Migration from HTML with special content

I have a function that parses HTML content to JSON model based on schema (got the reference from tiptap).

(...)

export function generateJSON(html: string): Record<string, any> {
  const dom = parseHTML(html) as any;

  return DOMParser.fromSchema(schema)
    .parse(dom)
    .toJSON();
}

It works fine for most of the content we have in our database but, we have a very special case which we are trying to solve. Basically we save some sort of “placeholders” or “formulas” with our HTML, these placeholders are then replaced by actual react components during the render. Here is an example of how the HTML is stored.

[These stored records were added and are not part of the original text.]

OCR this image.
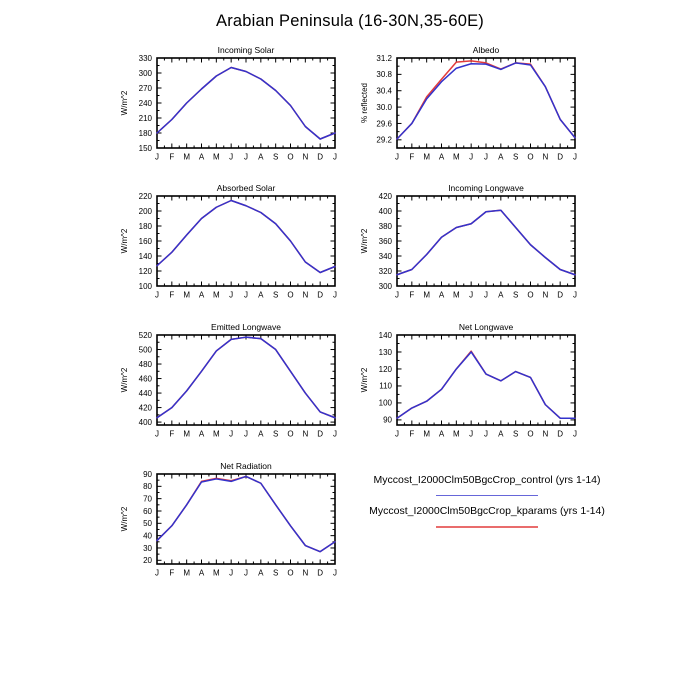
Arabian Peninsula (16-30N,35-60E)
Incoming Solar
J F M A M J J A S O N D J
150
180
210
240
270
300
330
W/m^2
Albedo
J F M A M J J A S O N D J
29.2
29.6
30.0
30.4
30.8
31.2
% reflected
Absorbed Solar
J F M A M J J A S O N D J
100
120
140
160
180
200
220
W/m^2
Incoming Longwave
J F M A M J J A S O N D J
300
320
340
360
380
400
420
W/m^2
Emitted Longwave
J F M A M J J A S O N D J
400
420
440
460
480
500
520
W/m^2
Net Longwave
J F M A M J J A S O N D J
90
100
110
120
130
140
W/m^2
Net Radiation
J F M A M J J A S O N D J
20
30
40
50
60
70
80
90
W/m^2
Myccost_I2000Clm50BgcCrop_control (yrs 1-14)
Myccost_I2000Clm50BgcCrop_kparams (yrs 1-14)
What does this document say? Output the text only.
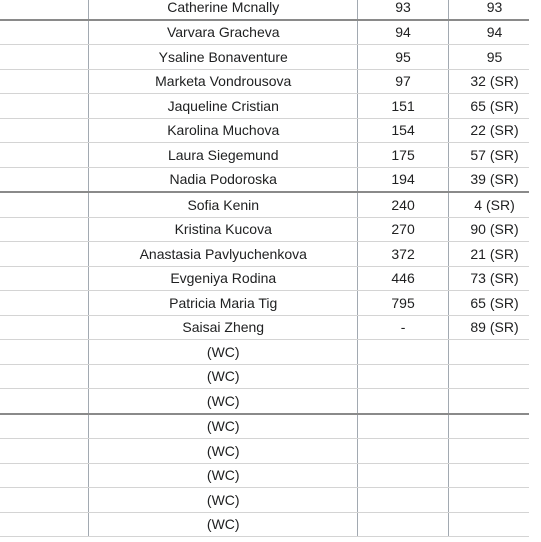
	Catherine Mcnally	93	93
	Varvara Gracheva	94	94
	Ysaline Bonaventure	95	95
	Marketa Vondrousova	97	32 (SR)
	Jaqueline Cristian	151	65 (SR)
	Karolina Muchova	154	22 (SR)
	Laura Siegemund	175	57 (SR)
	Nadia Podoroska	194	39 (SR)
	Sofia Kenin	240	4 (SR)
	Kristina Kucova	270	90 (SR)
	Anastasia Pavlyuchenkova	372	21 (SR)
	Evgeniya Rodina	446	73 (SR)
	Patricia Maria Tig	795	65 (SR)
	Saisai Zheng	-	89 (SR)
	(WC)		
	(WC)		
	(WC)		
	(WC)		
	(WC)		
	(WC)		
	(WC)		
	(WC)		
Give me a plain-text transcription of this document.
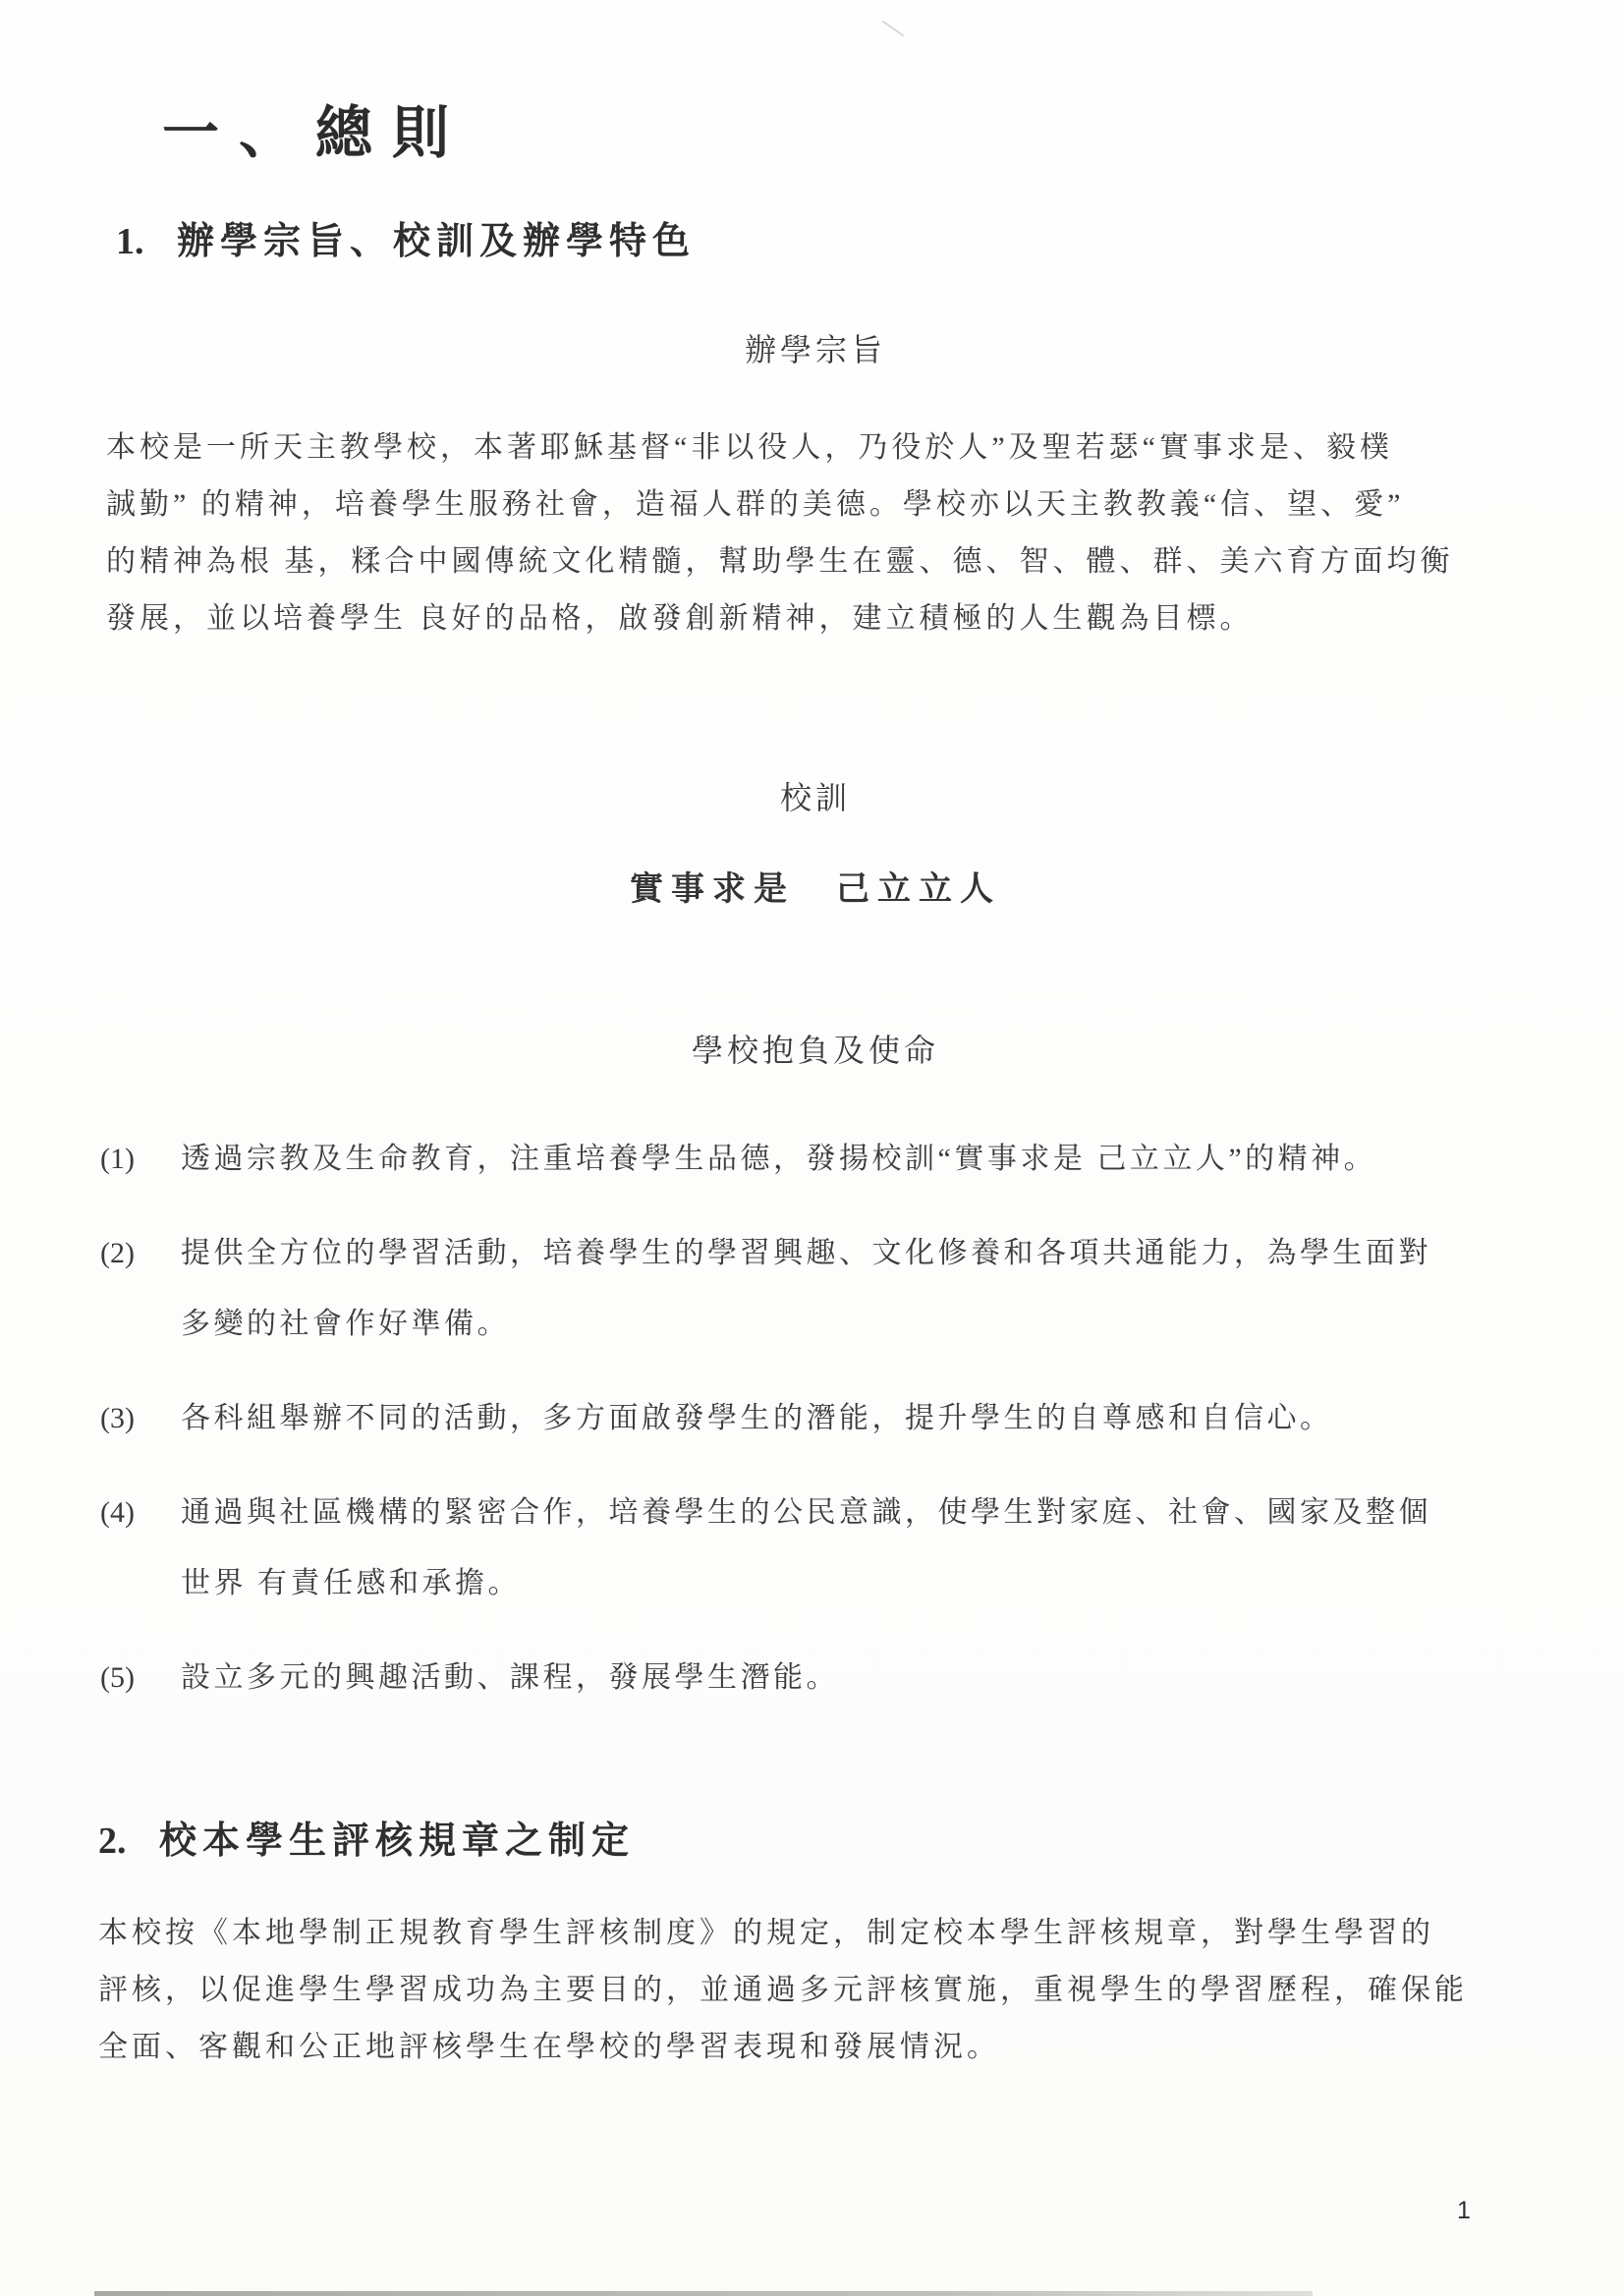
一、總則
1. 辦學宗旨、校訓及辦學特色
辦學宗旨
本校是一所天主教學校，本著耶穌基督“非以役人，乃役於人”及聖若瑟“實事求是、毅樸
誠勤” 的精神，培養學生服務社會，造福人群的美德。學校亦以天主教教義“信、望、愛”
的精神為根 基，糅合中國傳統文化精髓，幫助學生在靈、德、智、體、群、美六育方面均衡
發展，並以培養學生 良好的品格，啟發創新精神，建立積極的人生觀為目標。
校訓
實事求是　己立立人
學校抱負及使命
(1)	透過宗教及生命教育，注重培養學生品德，發揚校訓“實事求是 己立立人”的精神。
(2)	提供全方位的學習活動，培養學生的學習興趣、文化修養和各項共通能力，為學生面對
多變的社會作好準備。
(3)	各科組舉辦不同的活動，多方面啟發學生的潛能，提升學生的自尊感和自信心。
(4)	通過與社區機構的緊密合作，培養學生的公民意識，使學生對家庭、社會、國家及整個
世界 有責任感和承擔。
(5)	設立多元的興趣活動、課程，發展學生潛能。
2. 校本學生評核規章之制定
本校按《本地學制正規教育學生評核制度》的規定，制定校本學生評核規章，對學生學習的
評核，以促進學生學習成功為主要目的，並通過多元評核實施，重視學生的學習歷程，確保能
全面、客觀和公正地評核學生在學校的學習表現和發展情況。
1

<p>Normal <b>Paragraph</b></p>
{{FORMULA_CODE_CHART(COMPANY("12221"))}}
<p>Another paragraph</p>

Basically, the idea is to transpile this string identifying these placeholders and returning specific block type for it.

Something like:

{...},
{
  type: 'dynamic',
  attrs: { type: 'codeChart', companyId: 12221 },
}
{...},

I know we could just use regex and replace these code by a DOM element, maybe? Or I wonder if there is a better approach using prosemirror API to identify these pieces of code as a block type during the transforming.

Thanks in advance!

Pre-processing these on the text level to replace them with HTML elements seems like a reasonable approach. The ProseMirror DOMParser doesn’t do any kind of text matching.

1 Like

Thanks for the reply @marijn